Il componimento, che è tratto dalla raccolta “Poesie” pubblicata a Milano da Mondadori nel 1962, si può oggi leggere all’interno di “Il mio nome sul vento” (2022), un’ampia antologia, curata da Carlo Londero, che raccoglie i versi concepiti da Diego Valeri fra il 1908 e il 1976.

La poesia naturale di Diego Valeri

Diego Valeri, raffinato scrittore e critico novecentesco, ci ha lasciato una preziosa eredità: le sue poesie, infatti, sono testimonianza di come, attraverso l’uso sapiente della penna e della forma poetica, si possa raccontare la quotidianità e la magia della natura.

Proprio l’apparente semplicità e la presenza del mondo animale e vegetale quale simbolo che unisce il fisico al metafisico, infatti, sono la cifra distintiva delle opere di Valeri, che si inseriscono nel filone di Giovanni Pascoli e di Gabriele D’Annunzio. Il lessico e la sintassi, oltre che alcune forme, sono ispirate proprio alla raccolte più celebri di Pascoli e del Poeta-Vate.

Il contrasto fra notte e giorno

Leggendo “Dicembre” ci troviamo proiettati dapprima all’interno di una scena oscura e quasi tenebrosa, che minaccia coinvolgendo i sensi dell’udito e della vista: il vento “agita” la città buia, le ombre delle cose, trasportate dalle folate violente, raggelano il sangue con il loro rapido avvicendarsi sui tetti delle case, sui rami degli alberi ormai spogli, sui muri.

La maggior parte del lessico utilizzato nella prima strofa ha connotazione disforica. Tutto è buio, spaventoso. La natura, attraverso la presenza del vento, spazza via il calore e l’umanità, che infatti è assolutamente assente. Poi, arriva il mattino, con la luce “grigia” tipica del mese di dicembre e, più in generale, dell’inverno.

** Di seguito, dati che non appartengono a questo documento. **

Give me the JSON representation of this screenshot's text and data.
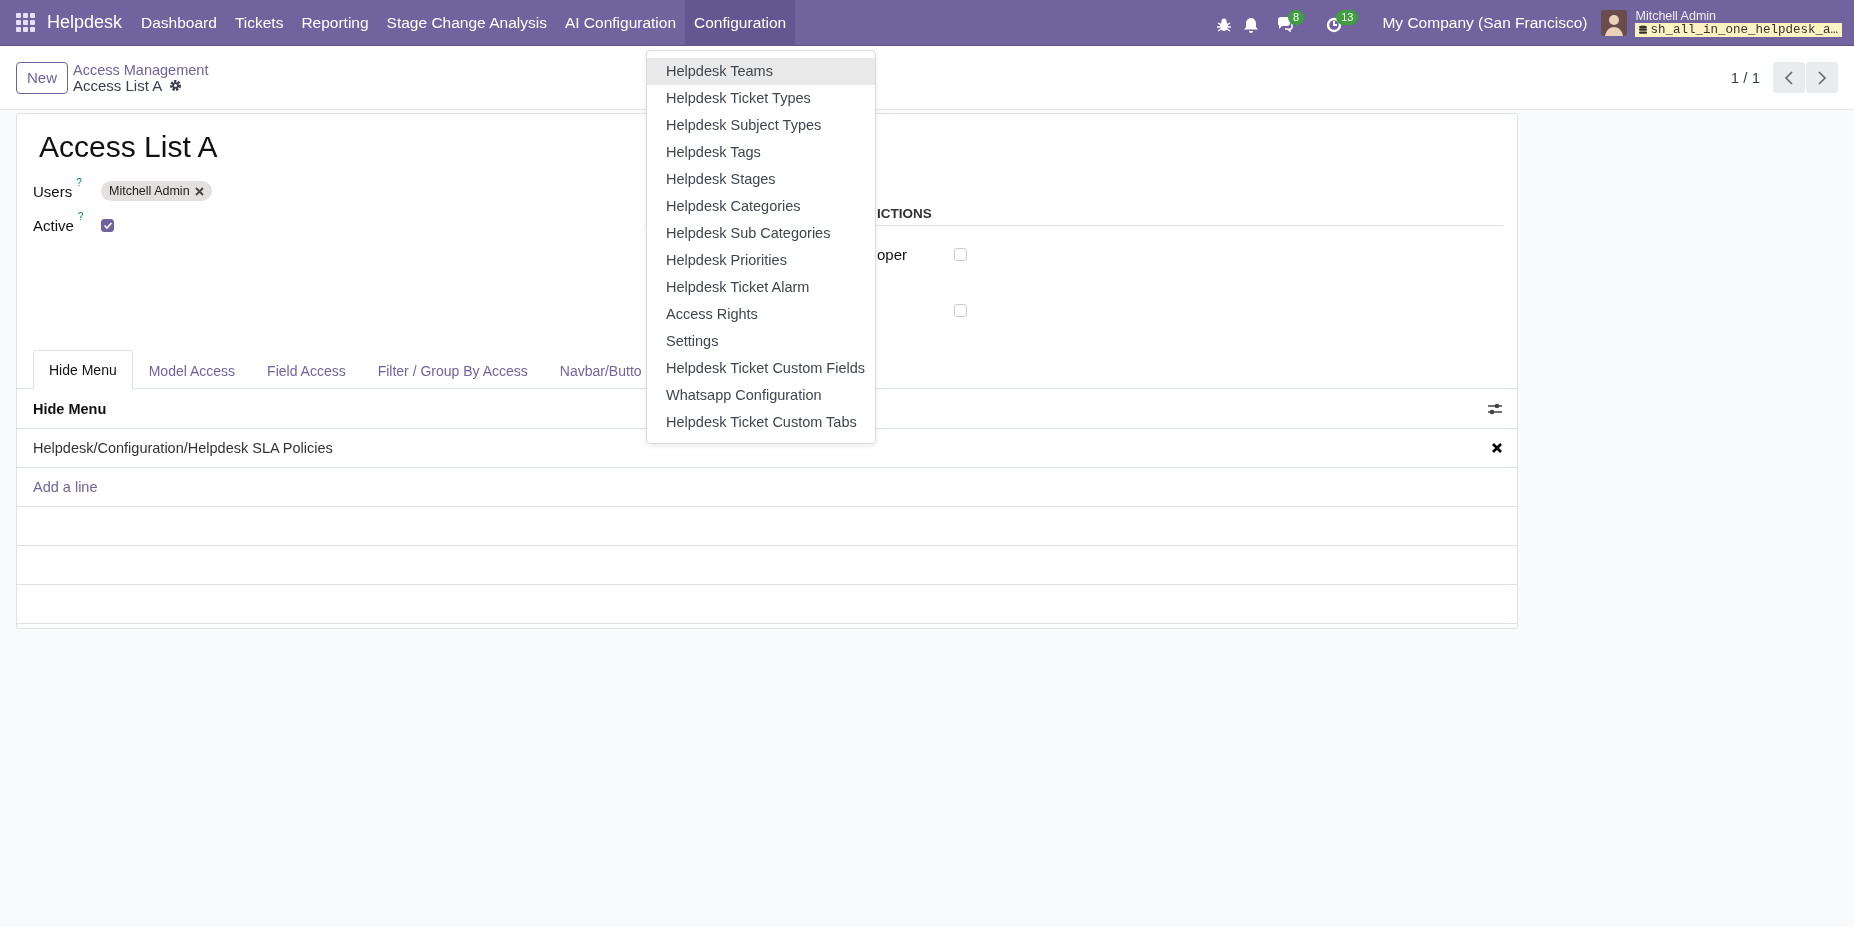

L’io lirico si affaccia a osservare. È la quiete dopo la tempesta. È come se la vita avesse abbandonato all’improvviso il mondo. Come se il poeta fosse rimasto solo, a contemplare una natura silenziosa e “strana”, che nasconde segreti indecifrabili.

La “Regina di Saba”

In “Dicembre”, Diego Valeri si avvale di metafore e similitudini per descrivere la scena oggetto del componimento. L’immagine più interessante è quella che riguarda l’unica forma di vita presente, che si affaccia alla vista del poeta soltanto negli ultimi versi: è la colomba “nitida e bionda” che naviga i cieli nuvolosi del mondo, paragonata alla figura biblica della Regina di Saba.

Presente nelle Scritture (nell’Antico Testamento ma anche in alcuni stralci dei Vangeli) e rintracciabile nel Corano, seppur con il nome di Bilqīs, la Regina di Saba si mette in viaggio con la sua carovana dopo aver saputo della grande saggezza di Salomone per interrogarlo e mettere in difficoltà le sue doti attraverso complessi enigmi.

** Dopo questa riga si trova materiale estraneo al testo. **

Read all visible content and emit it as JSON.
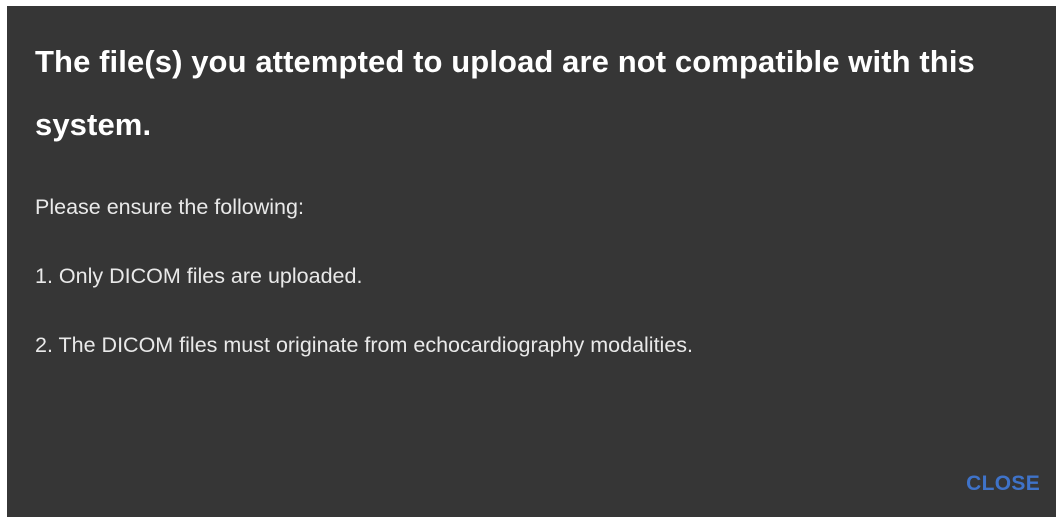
{
  "dialog": {
    "title": "The file(s) you attempted to upload are not compatible with this system.",
    "intro": "Please ensure the following:",
    "items": [
      "1. Only DICOM files are uploaded.",
      "2. The DICOM files must originate from echocardiography modalities."
    ],
    "close_label": "CLOSE"
  },
  "colors": {
    "dialog_background": "#363636",
    "text": "#ffffff",
    "accent": "#3f73c9"
  }
}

Così, a Diego Valeri pare questa delicata creatura alata: una portatrice di enigmi, pronta a svelare i segreti inenarrabili del mondo invisibile.

Chi è Diego Valeri

Diego Valeri è uno dei poeti più interessanti del Novecento italiano. Oltre all’attività poetica, si è dedicato con successo alla traduzione e alla critica letteraria.

È nato il 25 gennaio 1887 nel padovano, e si è spento il 27 novembre 1976 a Roma. Dopo essersi laureato alla Sorbona di Parigi e aver insegnato per qualche anno latino nei licei, diventa professore ordinario di lingua e letteratura francese all’Università di Padova. Vive per molti anni a Padova, ma durante gli anni della guerra si sposta in Svizzera e poi fa ritorno in Italia, sostando per qualche tempo anche a Lecce e infine a Venezia.

Diego Valeri è conosciuto anche per il suo impegno civile nel campo della cultura. Ci ha lasciato numerose raccolte poetiche di valore e diversi scritti riguardanti la letteratura francese.